Advanced Builder Concepts¶
There are a number of features in maggma
designed to assist with advanced features:
Logging¶
maggma
builders have a python logger
object that is already setup to output to the correct level. You can directly use it to output info
, debug
, and error
messages.
def get_items(self) -> Iterable:
...
self.logger.info(f"Got {len(to_process_ids)} to process")
...
Querying for Updated Documents¶
One of the most important features in a builder is incremental building which allows the builder to just process new documents. One of the parameters for a maggma store is the last_updated_field
and the last_updated_type
which tell maggma
how to deal with dates in the source and target documents. This allows us to get the id
of any documents that are newer in the target than the newest document in the source:
new_ids = self.target.newer_in(self.source)

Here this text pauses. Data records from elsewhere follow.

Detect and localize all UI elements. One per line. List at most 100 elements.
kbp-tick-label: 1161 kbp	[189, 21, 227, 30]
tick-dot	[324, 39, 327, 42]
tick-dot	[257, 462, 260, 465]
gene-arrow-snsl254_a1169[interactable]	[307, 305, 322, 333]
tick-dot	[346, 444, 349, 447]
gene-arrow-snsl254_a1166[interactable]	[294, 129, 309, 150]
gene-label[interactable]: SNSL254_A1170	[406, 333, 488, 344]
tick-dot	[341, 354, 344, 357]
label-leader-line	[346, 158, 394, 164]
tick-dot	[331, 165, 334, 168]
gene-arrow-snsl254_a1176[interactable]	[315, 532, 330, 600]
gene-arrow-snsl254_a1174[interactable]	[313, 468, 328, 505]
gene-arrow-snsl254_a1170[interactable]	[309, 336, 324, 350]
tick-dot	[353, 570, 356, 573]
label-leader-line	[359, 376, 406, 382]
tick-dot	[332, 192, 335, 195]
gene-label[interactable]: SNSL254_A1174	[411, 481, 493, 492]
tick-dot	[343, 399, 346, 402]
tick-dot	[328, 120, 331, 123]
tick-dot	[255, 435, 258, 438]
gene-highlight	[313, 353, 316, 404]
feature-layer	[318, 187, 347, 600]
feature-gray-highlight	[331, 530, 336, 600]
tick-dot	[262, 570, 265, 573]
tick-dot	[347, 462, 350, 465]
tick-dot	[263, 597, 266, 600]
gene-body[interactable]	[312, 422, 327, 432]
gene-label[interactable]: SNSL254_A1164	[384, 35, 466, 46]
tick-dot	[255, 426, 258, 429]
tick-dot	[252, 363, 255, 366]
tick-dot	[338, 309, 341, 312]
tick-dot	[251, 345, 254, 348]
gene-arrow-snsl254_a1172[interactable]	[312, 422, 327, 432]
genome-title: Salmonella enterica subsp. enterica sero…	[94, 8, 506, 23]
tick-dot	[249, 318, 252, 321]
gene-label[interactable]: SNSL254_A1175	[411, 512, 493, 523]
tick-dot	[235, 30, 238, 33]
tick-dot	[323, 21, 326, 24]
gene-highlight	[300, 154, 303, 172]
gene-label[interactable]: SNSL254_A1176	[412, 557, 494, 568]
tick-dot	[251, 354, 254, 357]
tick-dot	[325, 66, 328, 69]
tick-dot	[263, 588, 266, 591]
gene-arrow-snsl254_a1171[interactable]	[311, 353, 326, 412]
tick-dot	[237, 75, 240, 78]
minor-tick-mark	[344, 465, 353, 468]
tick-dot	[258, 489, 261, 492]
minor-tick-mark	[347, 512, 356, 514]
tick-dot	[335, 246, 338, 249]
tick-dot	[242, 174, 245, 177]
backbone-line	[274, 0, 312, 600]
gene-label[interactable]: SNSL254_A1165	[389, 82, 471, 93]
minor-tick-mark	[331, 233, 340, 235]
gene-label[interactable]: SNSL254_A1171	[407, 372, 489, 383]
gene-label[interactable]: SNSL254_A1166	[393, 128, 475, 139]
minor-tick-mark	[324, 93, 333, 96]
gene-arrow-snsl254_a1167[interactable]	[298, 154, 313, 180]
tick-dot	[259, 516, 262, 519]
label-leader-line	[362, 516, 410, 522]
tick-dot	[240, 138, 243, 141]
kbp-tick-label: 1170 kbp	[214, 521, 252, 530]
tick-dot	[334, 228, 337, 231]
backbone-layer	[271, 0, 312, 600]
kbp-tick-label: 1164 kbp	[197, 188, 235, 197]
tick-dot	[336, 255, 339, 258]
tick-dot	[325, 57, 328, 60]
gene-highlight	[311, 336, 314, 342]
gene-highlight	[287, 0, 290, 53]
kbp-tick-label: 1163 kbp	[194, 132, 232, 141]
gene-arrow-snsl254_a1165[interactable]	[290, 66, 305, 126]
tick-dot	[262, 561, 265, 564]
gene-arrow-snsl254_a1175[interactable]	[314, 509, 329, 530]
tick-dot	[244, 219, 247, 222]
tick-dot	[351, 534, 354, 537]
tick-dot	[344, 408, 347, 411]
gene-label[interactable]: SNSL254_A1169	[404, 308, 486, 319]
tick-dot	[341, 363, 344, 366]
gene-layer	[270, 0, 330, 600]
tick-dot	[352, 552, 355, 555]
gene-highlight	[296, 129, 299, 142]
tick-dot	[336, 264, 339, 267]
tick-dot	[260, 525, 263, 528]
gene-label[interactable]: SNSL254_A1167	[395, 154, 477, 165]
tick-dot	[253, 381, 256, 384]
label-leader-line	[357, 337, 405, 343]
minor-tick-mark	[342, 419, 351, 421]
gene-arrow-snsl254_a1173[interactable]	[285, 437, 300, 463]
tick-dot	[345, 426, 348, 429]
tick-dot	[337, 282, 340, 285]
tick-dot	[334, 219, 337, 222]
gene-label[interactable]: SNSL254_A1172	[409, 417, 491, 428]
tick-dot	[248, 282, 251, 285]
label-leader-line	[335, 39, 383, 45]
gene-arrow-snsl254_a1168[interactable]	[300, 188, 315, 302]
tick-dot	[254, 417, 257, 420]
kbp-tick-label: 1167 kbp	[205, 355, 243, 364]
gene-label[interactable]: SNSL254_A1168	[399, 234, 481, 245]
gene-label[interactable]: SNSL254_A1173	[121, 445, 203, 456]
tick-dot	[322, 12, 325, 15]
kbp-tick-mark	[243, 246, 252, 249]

Speeding up Data Transfers¶
Since maggma
is designed around Mongo style data sources and sinks, building indexes or in-memory copies of fields you want to search on is critical to get the fastest possible data input/output (IO). Since this is very builder and document style dependent, maggma
provides a direct interface to ensure_indexes
on a Store. A common paradigm is to do this in the beginning of get_items
:
def ensure_indexes(self):
self.source.ensure_index("some_search_fields")
self.target.ensure_index(self.target.key)
def get_items(self) -> Iterable:
self.ensure_indexes()
...
Built in Templates for Advanced Builders¶
maggma
implements templates for builders that have many of these advanced features listed above:
- MapBuilder Creates one-to-one document mapping of items in the source Store to the transformed documents in the target Store.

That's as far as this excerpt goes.